You are given an array-like data structure Listy which lacks a size method. It does, however, have an elementAt(i) method that returns the element at index i in 0(1) time. If i is beyond the bounds of the data structure, it returns -1. (For this reason, the data structure only supports positive integers.) Given a Listy which contains sorted, positive integers, fnd the index at which an element x occurs. If x occurs multiple times, you may return any index.

package sortingandsearch;

import utils.PrintUtils;

import java.util.ArrayList;
import java.util.Comparator;
import java.util.List;

/**
* You are given an array-like data structure Listy which lacks a size
* method.
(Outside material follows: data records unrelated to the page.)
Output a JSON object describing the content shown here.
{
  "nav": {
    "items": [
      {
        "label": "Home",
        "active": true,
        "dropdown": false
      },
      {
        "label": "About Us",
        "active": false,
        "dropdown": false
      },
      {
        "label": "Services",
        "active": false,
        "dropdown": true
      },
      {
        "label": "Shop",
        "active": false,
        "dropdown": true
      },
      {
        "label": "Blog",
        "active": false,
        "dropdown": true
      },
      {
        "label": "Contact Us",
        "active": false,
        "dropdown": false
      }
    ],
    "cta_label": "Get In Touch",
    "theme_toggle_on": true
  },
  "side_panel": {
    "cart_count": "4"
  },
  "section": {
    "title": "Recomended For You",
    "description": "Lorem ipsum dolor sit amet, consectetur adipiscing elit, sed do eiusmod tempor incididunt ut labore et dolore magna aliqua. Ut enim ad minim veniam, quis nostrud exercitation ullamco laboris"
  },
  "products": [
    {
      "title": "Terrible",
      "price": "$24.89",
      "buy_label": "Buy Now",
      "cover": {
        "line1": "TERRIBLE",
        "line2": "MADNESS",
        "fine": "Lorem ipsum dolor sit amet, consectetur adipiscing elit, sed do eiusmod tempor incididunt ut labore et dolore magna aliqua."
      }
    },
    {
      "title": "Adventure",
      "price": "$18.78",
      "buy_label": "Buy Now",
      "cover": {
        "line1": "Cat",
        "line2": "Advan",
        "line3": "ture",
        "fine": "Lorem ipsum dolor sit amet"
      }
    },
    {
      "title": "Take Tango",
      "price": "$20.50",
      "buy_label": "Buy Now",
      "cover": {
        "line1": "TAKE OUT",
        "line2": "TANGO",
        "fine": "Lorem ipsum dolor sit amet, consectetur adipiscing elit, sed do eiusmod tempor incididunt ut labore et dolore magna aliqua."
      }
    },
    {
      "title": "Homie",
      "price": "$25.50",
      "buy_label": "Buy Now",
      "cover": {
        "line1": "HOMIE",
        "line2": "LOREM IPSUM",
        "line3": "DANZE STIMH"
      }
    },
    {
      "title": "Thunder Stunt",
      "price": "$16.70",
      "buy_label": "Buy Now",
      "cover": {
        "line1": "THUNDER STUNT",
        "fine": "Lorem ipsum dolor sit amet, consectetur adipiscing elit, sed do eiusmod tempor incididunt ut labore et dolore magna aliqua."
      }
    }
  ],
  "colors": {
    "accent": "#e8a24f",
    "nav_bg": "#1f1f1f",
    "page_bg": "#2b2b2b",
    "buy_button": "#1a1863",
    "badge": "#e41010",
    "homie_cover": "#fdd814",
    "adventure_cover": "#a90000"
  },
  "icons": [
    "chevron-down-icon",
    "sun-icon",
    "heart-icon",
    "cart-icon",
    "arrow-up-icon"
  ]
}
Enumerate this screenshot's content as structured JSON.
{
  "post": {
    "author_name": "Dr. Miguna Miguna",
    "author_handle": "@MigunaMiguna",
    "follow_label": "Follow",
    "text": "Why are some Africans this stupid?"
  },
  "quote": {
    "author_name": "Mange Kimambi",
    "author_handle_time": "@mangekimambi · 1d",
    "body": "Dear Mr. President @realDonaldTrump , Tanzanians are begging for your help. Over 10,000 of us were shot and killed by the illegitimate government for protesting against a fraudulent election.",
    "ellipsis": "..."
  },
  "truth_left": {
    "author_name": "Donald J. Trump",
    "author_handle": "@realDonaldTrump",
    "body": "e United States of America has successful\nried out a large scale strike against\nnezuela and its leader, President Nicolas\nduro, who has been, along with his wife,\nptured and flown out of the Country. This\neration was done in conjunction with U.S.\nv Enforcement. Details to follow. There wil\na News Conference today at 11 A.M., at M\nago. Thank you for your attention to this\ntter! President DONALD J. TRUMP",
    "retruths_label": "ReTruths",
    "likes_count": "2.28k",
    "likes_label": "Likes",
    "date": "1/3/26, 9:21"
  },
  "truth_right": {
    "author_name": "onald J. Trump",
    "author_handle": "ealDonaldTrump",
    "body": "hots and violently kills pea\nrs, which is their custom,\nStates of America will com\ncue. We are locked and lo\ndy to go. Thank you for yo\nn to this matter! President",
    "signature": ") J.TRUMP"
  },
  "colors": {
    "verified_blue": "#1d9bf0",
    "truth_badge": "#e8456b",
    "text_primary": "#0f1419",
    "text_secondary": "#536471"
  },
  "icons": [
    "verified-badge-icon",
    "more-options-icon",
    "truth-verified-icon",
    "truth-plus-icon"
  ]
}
It does, however, have an elementAt(i) method that returns the element at index i in
* 0(1) time. If i is beyond the bounds of the data structure, it returns -1. (For this reason, the data
* structure only supports positive integers.) Given a Listy which contains sorted, positive integers,
* fnd the index at which an element x occurs. If x occurs multiple times, you may return any index.
*/
public class SortedSearchNoSize {

public static void main(String[] args) {
Listy listy = new Listy();
for (int i = 0; i < 10; i++) {
listy.add(i);
}
assert listy.indexOf(1) == 1;
assert listy.indexOf(110) == -1;
assert listy.indexOf(2) == 2;
assert listy.indexOf(3) == 3;
assert listy.indexOf(0) == 0;
assert listy.indexOf(11) == -1;
}

static class Listy {
private List<Integer> list;

public Listy() {
this.list = new ArrayList<>();
}

public void add(int value) {
if (value < 0) {
throw new RuntimeException("Not supported");
}
list.add(value);
list.sort(Comparator.naturalOrder());
}

public int elementAt(int index) {
try {
return list.get(index);
} catch (IndexOutOfBoundsException e) {
return -1;
}
}


public int indexOf(int value) {
int maxValue = getIndexBeyondMax();
return binarySearch(0, maxValue, value);
}

private int binarySearch(int low, int high, int value) {
int mid;
while (low <= high) {
mid = (low + high) / 2;
// Since high at first is not necessarily the maxIndex of the list, it may/may not contain any element
int elementAtMid = elementAt(mid);
if (elementAtMid > value || elementAtMid == -1) {
high = mid - 1;
} else if (elementAtMid < value) {
low = mid + 1;
} else {
return mid;
}
}
return -1;
}

/**
* Does not return the exact max index in the list
* Returns the value just beyond the max index
* Needs to be backtrack multiple times to get the max index in the list
*/
private int getIndexBeyondMax() {
PrintUtils.print(list);
int maxIndex = 1;
while (elementAt(maxIndex) != -1) {
maxIndex *= 2;
}
System.out.println("maxIndex: " + maxIndex);
return maxIndex;
}
}
}


Updated on 2021-02-03